正在喝茶的陈文运放下手中的茶杯,轻声问道。
“我不知道他是谁,但他穿着衙门的皂衣。
还让我把这封信给你和张叔叔。”
陈礼把一封信递到陈文运手中。
“衙门的人?”
陈文杰眉头一皱。
怎么他们才刚刚前脚踏入他陈家的家门,后脚衙门的信就到了?
衙门难不成还专门派了人在城门和他家门口盯梢?
不过不解归不解,衙门的人才还是不能怠慢的。
“贤弟,这封信就由你来解封如何?”
想到这封信给的是他和张杰,于是陈文杰把信推到张杰面前。
“陈兄乃是主人,我是客人,我自然是客随主便。

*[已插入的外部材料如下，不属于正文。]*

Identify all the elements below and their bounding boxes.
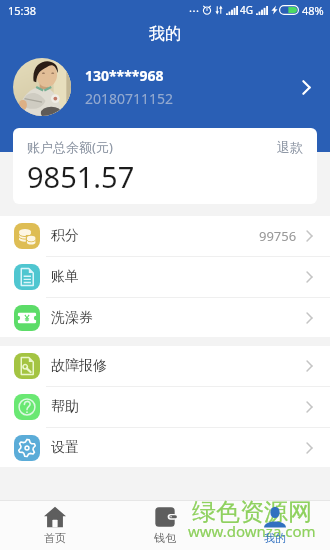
other: Account details <box>296 77 316 97</box>
staticText: 130****968 <box>85 66 164 85</box>
staticText: 帮助 <box>51 398 79 416</box>
staticText: 设置 <box>51 439 79 457</box>
button[interactable]: 账单 <box>14 257 313 297</box>
staticText: 20180711152 <box>85 89 174 108</box>
button[interactable]: 洗澡券 <box>14 298 313 337</box>
staticText: 积分 <box>51 227 79 245</box>
button[interactable]: 130****968 <box>13 56 316 118</box>
button[interactable]: 故障报修 <box>14 346 313 386</box>
staticText: 48% <box>302 3 324 18</box>
staticText: 99756 <box>259 227 297 245</box>
staticText: 首页 <box>44 531 66 545</box>
button[interactable]: 积分 <box>14 216 313 256</box>
staticText: 故障报修 <box>51 357 107 375</box>
staticText: 9851.57 <box>27 157 135 196</box>
button[interactable]: 我的 <box>220 500 330 550</box>
staticText: 钱包 <box>154 531 176 545</box>
staticText: 绿色资源网 <box>192 497 312 527</box>
button[interactable]: 钱包 <box>110 500 220 550</box>
button[interactable]: 账户总余额(元) <box>13 128 317 204</box>
staticText: 账单 <box>51 268 79 286</box>
staticText: www.downza.com <box>188 521 316 541</box>
button[interactable]: 设置 <box>14 428 313 467</box>
staticText: 15:38 <box>8 3 37 18</box>
staticText: 退款 <box>277 139 303 155</box>
staticText: 洗澡券 <box>51 309 93 327</box>
button[interactable]: 帮助 <box>14 387 313 427</box>
staticText: 我的 <box>264 531 286 545</box>
staticText: 账户总余额(元) <box>27 138 113 156</box>
staticText: 4G <box>240 3 253 17</box>
staticText: 我的 <box>149 24 181 44</box>
button[interactable]: 首页 <box>0 500 110 550</box>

”
张杰又把信推回陈文运面前。
主人在此,他第一个看信,有越俎代庖之嫌。
而且他对信中的内容已经有了一点猜测:
陈文运之前乃是一个老老实实的教书秀才,身上并无官司在身。
而他虽然已经干掉了西门大官人、野猪寨一干人等,
但不说他干得很干净,就算是他不小心暴露了,
面对他这样的凶人,也应该大军直接捉拿,
而不是送上一封信,还附带上陈文运这个新科举人。
那么他们二人身上最受瞩目的事是什么呢?
自然是他们二人一个是新科举人,一个更是新科解元。
这封信十有八九是请他们去赴宴的。
“贤弟既然如此说,我也就不再推辞了。”
陈文杰拿起信封,揭开蜡封,拿出信纸。
不出张杰所料,陈文运展开信纸,随意瞄了几眼,就知道了大意,于是笑道:
“哈哈。此乃时县尊邀请你我兄弟二人晚上前去赴宴的信。”
“贤弟,你且在此等一等,我去将衙差迎进来。”
陈文运站起身道。
衙役如此上门拜访,本来应该是让他家的仆人去将衙役引进来,
但谁让他以前没钱,请不起仆人呢?
总不能让陈礼一个小孩去引衙役吧?
至于武松?
他知道张杰对武松极为看重,与其以平辈论交,
他也与武松同辈论交,不可以以使唤仆人的方式使唤武松。